Claudio Cia (Agire) ha sottolineato che questo ddl è nato nel 2012 per un’iniziativa popolare e che era stata chiamata ad esprimersi anche la Commissione di Venezia, organo consultivo del Consiglio d’Europa. Commissione che sul quorum zero proposto dalla versione originaria di questo ddl, aveva dato parere positivo. Secondo Cia questo ddl è stato poi spogliato della vera novità che portava: l’introduzione del quorum zero. Oggi si è annullato il significato di ogni referendum perché prevale l’invito a non votare rivolto ai cittadini che vengono così privati di un diritto fondamentale. Per Cia i due ddl proposti (da 5 stelle e Pd) pur meritevoli di attenzione, alla fine non portano nessuna novità in materia di referendum. Per questo l’esponente di Agire ha preannunciato il proprio voto di astensione. Sarebbe infatti sbagliato dire no visto il lavoro degno di rispetto che è stato svolto, ma anche dire sì perché i due testi non cambiano nella sostanza nulla.

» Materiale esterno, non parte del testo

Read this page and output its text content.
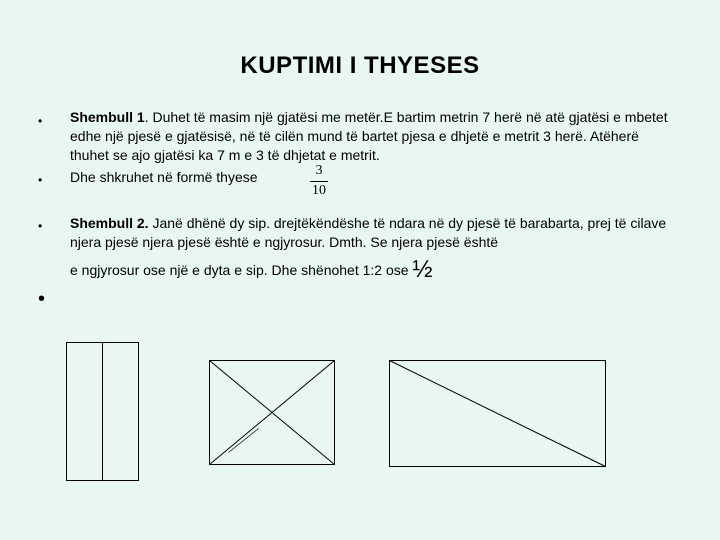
KUPTIMI I THYESES
• Shembull 1. Duhet të masim një gjatësi me metër.E bartim metrin 7 herë në atë gjatësi e mbetet edhe një pjesë e gjatësisë, në të cilën mund të bartet pjesa e dhjetë e metrit 3 herë. Atëherë thuhet se ajo gjatësi ka 7 m e 3 të dhjetat e metrit.
• Dhe shkruhet në formë thyese	3
10
• Shembull 2. Janë dhënë dy sip. drejtëkëndëshe të ndara në dy pjesë të barabarta, prej të cilave njera pjesë njera pjesë është e ngjyrosur. Dmth. Se njera pjesë është
e ngjyrosur ose një e dyta e sip. Dhe shënohet 1:2 ose ½
•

L’assessore Bisesti, in nome della volontà condivisa di promuovere la partecipazione dei cittadini ai referendum, ha chiesto e ottenuto dal presidente del Consiglio Kaswalder una sospensione per incontrare come Giunta i primi firmatari dei due ddl, Marini e Zeni, per tentare di raggiungere un accordo.

Al rientro in Aula Luca Zeni (Pd) ha chiesto e ottenuto dal presidente Kaswalder un’altra sospensione dei lavori del Consiglio per potersi confrontare con i colleghi della minoranza sull’ipotesi di accordo in merito ai disegni di legge oggi in discussione, riguardanti la disciplina del referendum provinciale, di cui aveva appena discusso con la Giunta insieme a Marini.